Articles, Blog

The Benefits of Crop Rotations (Hall 2/6)

In this video, Jesse talks to us about how
soil health and changing his crop rotations and introducing animals has
actually made money for him. Jesse also talks about infiltration rates which he
frequently measures on his farm. The procedure Jesse uses is to take a six inch ring, hammer it into the ground and then measure the time it takes for one inch
of water to infiltrate. Even if you break even on your small grain when you
look at the the yield bump you get on your corn and your soybean crop after
that and also if you’re grazing after your small grain your profitability goes
up even though you broke even the one year you still make more than you would
have in the two-year rotation so basically here we’re in a corn-soybean-oat rotation. I used to do rye but the profits kind of come out of rye in the
last few years. Now the reason that I pick oats is we raise it as a seed crop
and then we we started a seed cleaning operation now to where we actually have
an air screen and a gravity table and we clean it and sell it as a clean product
so oats works good for us. What I really like about the three-year
rotation is that since we brought in this third crop, our corn yields have
gone up, corn and soybean yields have gone up significantly. Within a three-year span my soybean yields probably went up three to five bushel an acre across the
farm average and corn ten to twelve. I would have to say that’s maybe,
I mean that’s right in there and that’s been pretty consistent our infiltration rates have increased and when you raise that oats it also
gives you a chance to diversify your modes of action on your herbicides so the idea is to try and kind of cut down water hemp particularly. What I really like about oats is now we have an opportunity to cover crop in it, you know, Jim and I are putting up fences and this way we can bring livestock back
into the system. It’s just another factor which is gonna drive that soil health.

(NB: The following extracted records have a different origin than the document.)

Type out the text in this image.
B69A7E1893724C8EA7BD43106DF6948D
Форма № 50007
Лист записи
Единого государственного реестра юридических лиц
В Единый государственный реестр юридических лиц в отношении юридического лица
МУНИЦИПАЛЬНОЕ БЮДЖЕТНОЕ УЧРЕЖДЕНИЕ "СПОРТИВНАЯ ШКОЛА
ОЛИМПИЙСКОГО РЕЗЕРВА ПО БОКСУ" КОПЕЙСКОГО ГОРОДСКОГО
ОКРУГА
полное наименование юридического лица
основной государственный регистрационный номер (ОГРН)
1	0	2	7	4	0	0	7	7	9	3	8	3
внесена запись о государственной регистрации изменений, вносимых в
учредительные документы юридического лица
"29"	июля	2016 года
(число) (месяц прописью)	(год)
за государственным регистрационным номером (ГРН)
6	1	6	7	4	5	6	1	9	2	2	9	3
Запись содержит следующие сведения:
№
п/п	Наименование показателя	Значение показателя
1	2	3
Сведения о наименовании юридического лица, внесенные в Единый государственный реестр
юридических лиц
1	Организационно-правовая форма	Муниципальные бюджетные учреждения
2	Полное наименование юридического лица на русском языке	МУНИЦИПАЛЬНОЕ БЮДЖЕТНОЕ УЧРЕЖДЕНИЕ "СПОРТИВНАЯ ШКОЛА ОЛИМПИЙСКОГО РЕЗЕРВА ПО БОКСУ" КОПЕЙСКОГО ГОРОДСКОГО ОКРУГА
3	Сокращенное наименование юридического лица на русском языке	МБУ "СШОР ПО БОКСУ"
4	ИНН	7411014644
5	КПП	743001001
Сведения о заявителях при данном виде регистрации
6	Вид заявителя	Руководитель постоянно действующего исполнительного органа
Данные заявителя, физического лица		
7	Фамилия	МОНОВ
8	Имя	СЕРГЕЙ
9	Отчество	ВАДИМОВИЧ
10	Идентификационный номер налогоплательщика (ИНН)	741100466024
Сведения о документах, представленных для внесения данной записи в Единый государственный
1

You know, I know I had gone to some other workshops in the past they talked about
that our soil doesn’t have enough microbes in it and then the best way to
bring them back is to bring animals back on back into the rotation but it adds a
level of profitability so here you’re raising a third crop that helps
increase all the yields on all three then you turn around put a cover crop in
it drives soil health and you can graze animals on it then you know build a
level of productivity back into that and it kind of works it all, it’s basically a systems approach is what it is. Cover crops that I like best I guess for
us would be putting like a rye, a turnip and a rapeseed mix in after the oats. No-tilling beans into rye, you can’t believe the difference
between that and just going into straight corn stubble.